Şu sergiye de gireyim ne kaybederim ki diye girdiğim sergiden hayran olarak çıktım. Sergileme tasarımı, deneyim tasarımı ve grafik tasarımı her şey harikulade idi. Mihajlo Pupin, yani bizdeki adıyla bobinin mucidi. Çok çok çok iyi bir sergi yapmışlar. Şansıma bak.
Smokvica. Yemek ve içmek için leziz olduğu kadar, mekan tasarımı da güzel bir kafe. Keyifli fikirlerle ufak dokunuşlar yapmışlar her şeye. Aynı zamanda yine çok güzel 8 odası olan bir oteli de varmış.

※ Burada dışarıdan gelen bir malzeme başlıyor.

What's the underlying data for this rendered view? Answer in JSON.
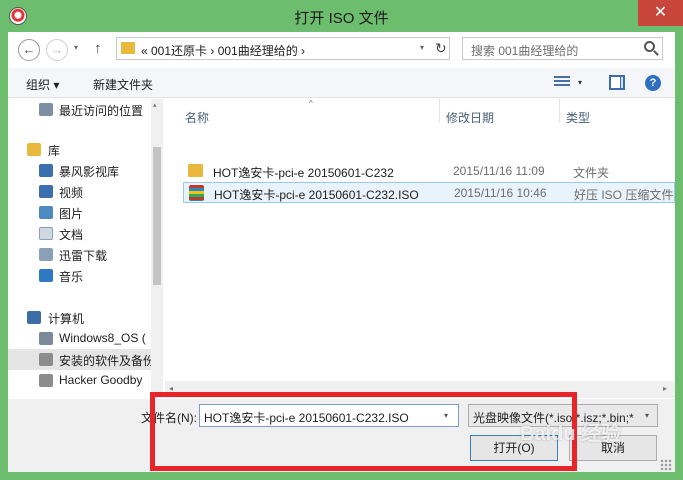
{
  "window": {
    "title": "打开 ISO 文件",
    "close_glyph": "✕"
  },
  "nav": {
    "back_glyph": "←",
    "forward_glyph": "→",
    "dropdown_glyph": "▾",
    "up_glyph": "↑"
  },
  "address": {
    "text": "« 001还原卡 › 001曲经理给的 ›",
    "dropdown_glyph": "▾",
    "refresh_glyph": "↻"
  },
  "search": {
    "placeholder": "搜索 001曲经理给的"
  },
  "toolbar": {
    "organize_label": "组织 ▾",
    "new_folder_label": "新建文件夹",
    "view_dropdown_glyph": "▾",
    "help_glyph": "?"
  },
  "sidebar": {
    "items": [
      {
        "label": "最近访问的位置",
        "icon": "recent-places-icon",
        "color": "#7d8fa3"
      },
      {
        "label": "库",
        "icon": "library-icon",
        "color": "#e8b93c"
      },
      {
        "label": "暴风影视库",
        "icon": "video-library-icon",
        "color": "#3a6fb0"
      },
      {
        "label": "视频",
        "icon": "video-icon",
        "color": "#3a6fb0"
      },
      {
        "label": "图片",
        "icon": "pictures-icon",
        "color": "#4d8ac0"
      },
      {
        "label": "文档",
        "icon": "documents-icon",
        "color": "#cfd8e3"
      },
      {
        "label": "迅雷下载",
        "icon": "download-icon",
        "color": "#8aa0b8"
      },
      {
        "label": "音乐",
        "icon": "music-icon",
        "color": "#2f78c4"
      },
      {
        "label": "计算机",
        "icon": "computer-icon",
        "color": "#3b6ea8"
      },
      {
        "label": "Windows8_OS (",
        "icon": "drive-icon",
        "color": "#7a8a9a"
      },
      {
        "label": "安装的软件及备份",
        "icon": "drive-icon",
        "color": "#8c8c8c"
      },
      {
        "label": "Hacker Goodby",
        "icon": "drive-icon",
        "color": "#8c8c8c"
      }
    ]
  },
  "file_list": {
    "columns": [
      "名称",
      "修改日期",
      "类型"
    ],
    "sort_glyph": "^",
    "rows": [
      {
        "name": "HOT逸安卡-pci-e 20150601-C232",
        "date": "2015/11/16 11:09",
        "type": "文件夹",
        "icon": "folder-icon"
      },
      {
        "name": "HOT逸安卡-pci-e 20150601-C232.ISO",
        "date": "2015/11/16 10:46",
        "type": "好压 ISO 压缩文件",
        "icon": "archive-icon"
      }
    ]
  },
  "scrollbar": {
    "left_glyph": "◂",
    "right_glyph": "▸",
    "up_glyph": "▴"
  },
  "bottom": {
    "filename_label": "文件名(N):",
    "filename_value": "HOT逸安卡-pci-e 20150601-C232.ISO",
    "filetype_value": "光盘映像文件(*.iso;*.isz;*.bin;*",
    "dropdown_glyph": "▾",
    "open_label": "打开(O)",
    "cancel_label": "取消"
  },
  "watermark": {
    "text": "Baidu 经验"
  },
  "colors": {
    "titlebar": "#6cbe6e",
    "close": "#c8453c",
    "highlight": "#e8242b",
    "selection": "#e8f3fc"
  }
}
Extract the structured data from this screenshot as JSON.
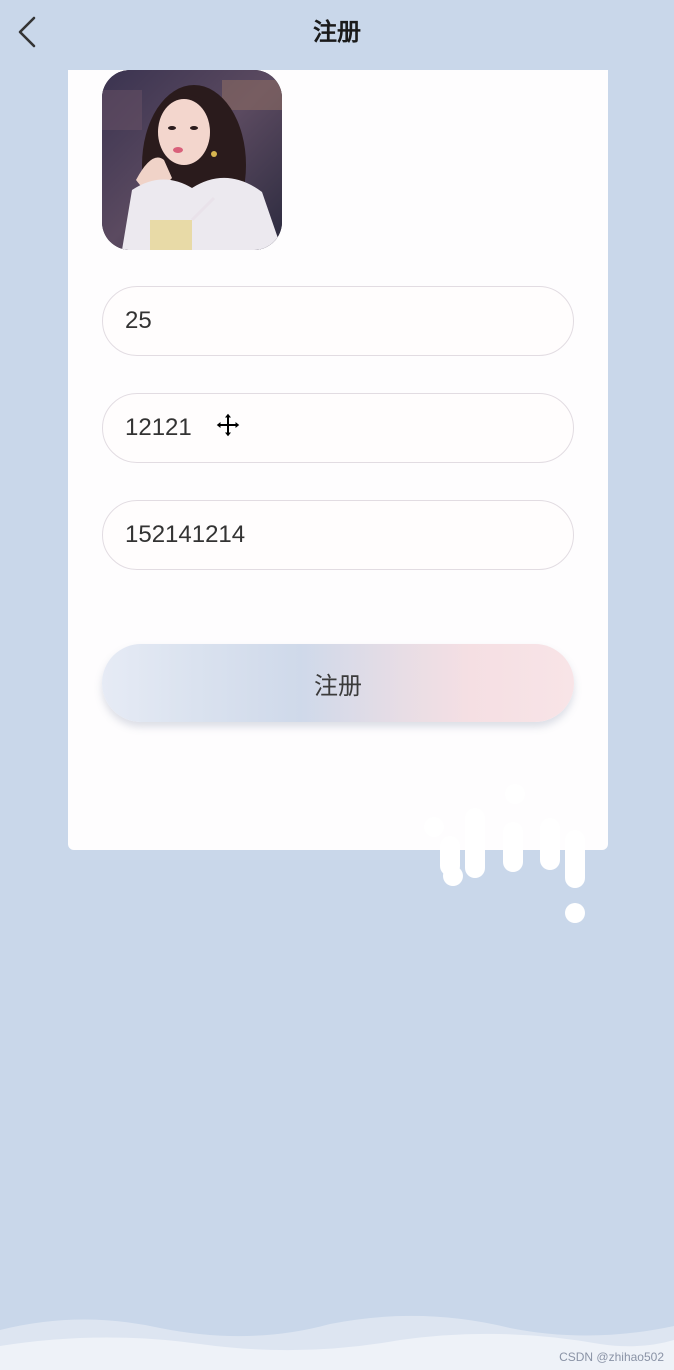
{
  "header": {
    "title": "注册",
    "back_icon": "chevron-left-icon"
  },
  "form": {
    "fields": [
      {
        "value": "25"
      },
      {
        "value": "12121"
      },
      {
        "value": "152141214"
      }
    ],
    "submit_label": "注册"
  },
  "colors": {
    "background": "#c9d7ea",
    "card": "#fefdfe",
    "button_gradient_start": "#e6ebf5",
    "button_gradient_mid": "#cfd9ea",
    "button_gradient_end": "#f8e4e7"
  },
  "footer": {
    "watermark": "CSDN @zhihao502"
  }
}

Belgrad’ın mutlaka görülmesi gereken müzelerinden biri Military Museum. Roma döneminden başlayarak nato savaşına kadar tüm askeri araç gereci barındırıyor. Aydınlatma ve havalandırmadan kaynaklanan uğultu sizi ziyaret sırasında öylesine geriyor ki bina bu kadar eski olmasa bilinçli yaptıklarını bile düşünebilirdim. Modern çağa doğru ilerledikçe silahların zerafetlerini yitirip ölüm saçan kusursuz demir yığınlarına dönüştüklerine tanık oluyorsunuz. Savaş kostümleri yıllar geçtikçe renklerini ve renkliliğini kaybedip grileşiyor. Zerafet ve renklilik belki savaşmaya yarayan aletler ve kostümler için kullanılacak doğru kelime olmayabilir ancak obje ve kıyafet olarak düşündüğünüzde -ki müzenin kurgusu gereği böyle hissediyorsunuz- yarattığı izlenim bu şekilde. Müslüman ve balkan askerlerinin savaş üniformalarından yola çıkarak sanki bir düğüne-eğlenceye gidiyor olduklarını bile düşünebilirsiniz. Kendini korumaktan ziyade ölümün karşısına en güzel kıyafetleriyle çıkmak istermiş gibi.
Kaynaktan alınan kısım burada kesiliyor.